К сожалению, так и не найдены дневниковые записи Вольфганга Буффа, охватывающие период с 3 июня по 28 сентября 1941 года, когда он со своей 227-й пехотной дивизией находился в Бельгии, откуда она затем была переброшена под Ленинград. По словам Йоахима Буффа, читавшего все письма своего брата, Вольфганг много размышлял о нападении Германии на Россию и был очень встревожен этим. Он как будто предчувствовал, что судьбой ему уготовано было оказаться на Восточном фронте.
Этот рассказ от первого лица о жизни и трагической судьбе немецкого солдата актуален и в наше время. Ведь войны продолжаются, и, так же как 70 лет назад, люди, не желающие воевать, вынуждены надевать шинели и погибать в расцвете своей молодости. Наверное, поэтому так важны подобные дневники, которые, по существу, являют собою призыв к миру между нашими народами.
Юрий Лебедев
Вольфганг Буфф (15. 11. 1914—01. 09. 1942) к началу Первой мировой войны был старшим сыном супругов Вальтера и Марты Буфф, рожденной Альперс. Свое детство он провел в живописной местности с первозданной природой в нижнерейнском приграничном районе Клеве. После окончания частной общеобразовательной школы посещал гимназию в городке Гох, которую закончил в 1933 году.
Его юность прошла в многодетной семье с глубокими традициями христианского воспитания. До инфляции 1923 года Буффы жили в богатом доме в Аспердене, в непосредственной близости от исторического государственного лесозаповедника Клеве.
Желание Вольфганга изучать теологию натолкнулось на финансовые трудности. Поэтому, когда ему исполнилось 18 лет, он отказался от этой идеи и, подучившись, стал конторским служащим на крефельдской шелковой мануфактуре.

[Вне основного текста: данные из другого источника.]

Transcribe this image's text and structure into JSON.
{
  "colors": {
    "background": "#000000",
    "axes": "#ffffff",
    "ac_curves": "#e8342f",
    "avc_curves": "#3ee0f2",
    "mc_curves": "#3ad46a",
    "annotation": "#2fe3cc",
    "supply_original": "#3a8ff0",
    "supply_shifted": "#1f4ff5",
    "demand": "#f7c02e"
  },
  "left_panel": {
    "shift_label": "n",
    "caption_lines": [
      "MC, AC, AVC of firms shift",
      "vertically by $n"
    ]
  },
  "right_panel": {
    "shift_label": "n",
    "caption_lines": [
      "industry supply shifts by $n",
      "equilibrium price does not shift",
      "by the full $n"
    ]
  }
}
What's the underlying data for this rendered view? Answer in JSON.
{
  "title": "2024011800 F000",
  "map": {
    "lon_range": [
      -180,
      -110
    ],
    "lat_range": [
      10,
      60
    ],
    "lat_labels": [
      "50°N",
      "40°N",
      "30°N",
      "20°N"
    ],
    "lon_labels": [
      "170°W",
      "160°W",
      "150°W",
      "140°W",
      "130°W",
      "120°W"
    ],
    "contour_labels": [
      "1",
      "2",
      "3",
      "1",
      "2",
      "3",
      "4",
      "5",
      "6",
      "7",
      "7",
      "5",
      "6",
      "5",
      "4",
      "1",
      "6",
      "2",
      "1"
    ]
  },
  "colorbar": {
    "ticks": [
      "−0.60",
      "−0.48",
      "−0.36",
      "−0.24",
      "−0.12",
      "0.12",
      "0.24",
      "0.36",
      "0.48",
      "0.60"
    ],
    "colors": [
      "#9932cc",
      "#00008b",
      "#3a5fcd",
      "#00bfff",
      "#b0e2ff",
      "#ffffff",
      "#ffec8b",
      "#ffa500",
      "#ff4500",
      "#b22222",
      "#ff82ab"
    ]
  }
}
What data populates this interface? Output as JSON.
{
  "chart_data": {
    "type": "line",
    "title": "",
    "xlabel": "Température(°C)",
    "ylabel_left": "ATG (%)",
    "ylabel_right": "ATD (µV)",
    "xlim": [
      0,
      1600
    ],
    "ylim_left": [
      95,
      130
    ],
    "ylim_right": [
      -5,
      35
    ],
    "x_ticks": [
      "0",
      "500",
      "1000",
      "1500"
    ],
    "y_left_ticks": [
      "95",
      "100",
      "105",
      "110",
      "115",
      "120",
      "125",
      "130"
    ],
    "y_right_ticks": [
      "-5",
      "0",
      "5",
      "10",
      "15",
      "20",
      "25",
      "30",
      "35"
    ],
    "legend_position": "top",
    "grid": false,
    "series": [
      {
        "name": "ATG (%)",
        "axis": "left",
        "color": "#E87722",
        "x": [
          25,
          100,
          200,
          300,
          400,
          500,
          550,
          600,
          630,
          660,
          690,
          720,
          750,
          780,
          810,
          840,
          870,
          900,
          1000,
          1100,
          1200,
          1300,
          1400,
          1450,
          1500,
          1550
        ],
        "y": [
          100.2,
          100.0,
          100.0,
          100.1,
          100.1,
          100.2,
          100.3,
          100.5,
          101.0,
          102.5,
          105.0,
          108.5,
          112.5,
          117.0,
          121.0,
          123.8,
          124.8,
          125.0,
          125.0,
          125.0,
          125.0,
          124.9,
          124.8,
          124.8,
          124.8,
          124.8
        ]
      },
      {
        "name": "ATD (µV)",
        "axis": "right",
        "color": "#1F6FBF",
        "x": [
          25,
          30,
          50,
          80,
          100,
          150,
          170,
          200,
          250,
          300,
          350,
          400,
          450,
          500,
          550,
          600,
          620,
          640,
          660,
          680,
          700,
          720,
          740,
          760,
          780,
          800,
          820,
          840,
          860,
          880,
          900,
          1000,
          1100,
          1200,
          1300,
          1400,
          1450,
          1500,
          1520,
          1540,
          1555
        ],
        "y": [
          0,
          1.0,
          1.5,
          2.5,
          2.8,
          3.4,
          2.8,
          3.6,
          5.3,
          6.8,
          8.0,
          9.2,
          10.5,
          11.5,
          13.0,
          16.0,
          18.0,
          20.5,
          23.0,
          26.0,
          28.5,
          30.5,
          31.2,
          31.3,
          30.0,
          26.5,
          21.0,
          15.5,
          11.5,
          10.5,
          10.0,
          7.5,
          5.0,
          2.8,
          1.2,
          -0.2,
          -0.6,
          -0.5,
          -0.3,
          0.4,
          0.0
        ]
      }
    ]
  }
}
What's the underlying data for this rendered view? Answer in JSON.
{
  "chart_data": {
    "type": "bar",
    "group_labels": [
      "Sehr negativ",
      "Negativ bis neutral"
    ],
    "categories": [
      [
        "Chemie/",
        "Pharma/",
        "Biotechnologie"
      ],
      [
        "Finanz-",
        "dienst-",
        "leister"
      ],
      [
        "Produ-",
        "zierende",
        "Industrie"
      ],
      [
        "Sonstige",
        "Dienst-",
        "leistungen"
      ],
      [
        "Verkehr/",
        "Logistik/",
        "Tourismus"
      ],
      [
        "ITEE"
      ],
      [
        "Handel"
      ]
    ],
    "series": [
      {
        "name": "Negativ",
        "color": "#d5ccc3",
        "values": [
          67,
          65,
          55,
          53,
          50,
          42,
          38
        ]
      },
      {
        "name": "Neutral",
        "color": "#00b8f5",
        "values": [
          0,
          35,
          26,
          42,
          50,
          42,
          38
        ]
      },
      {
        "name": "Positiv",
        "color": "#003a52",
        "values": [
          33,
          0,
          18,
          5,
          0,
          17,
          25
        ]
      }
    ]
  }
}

После возобновления в Германии воинской повинности Вольфганг Буфф в 1937 году был призван на военные сборы в Глокау в Силезии, а спустя два года, с началом Второй мировой войны, стал солдатом 227-го артиллерийского полка в Крефельде. Уже на второй день мобилизации малоопытный артиллерист в составе 227-й рейнско-вестфальской дивизии был выдвинут к западной границе. В ходе западного военного похода дивизия прошла путь через Голландию и Бельгию до побережья Франции в Гавре, где до отправки на Восточный фронт осуществляла охрану побережья. В этот период Вольфгангом Буффом был написаны многочисленные письма, которые легли в основу его военного дневника «На Западе». Копия дневника в 1994 году официально была передана в дар городу Гавру, где ее затем перевели на французский язык.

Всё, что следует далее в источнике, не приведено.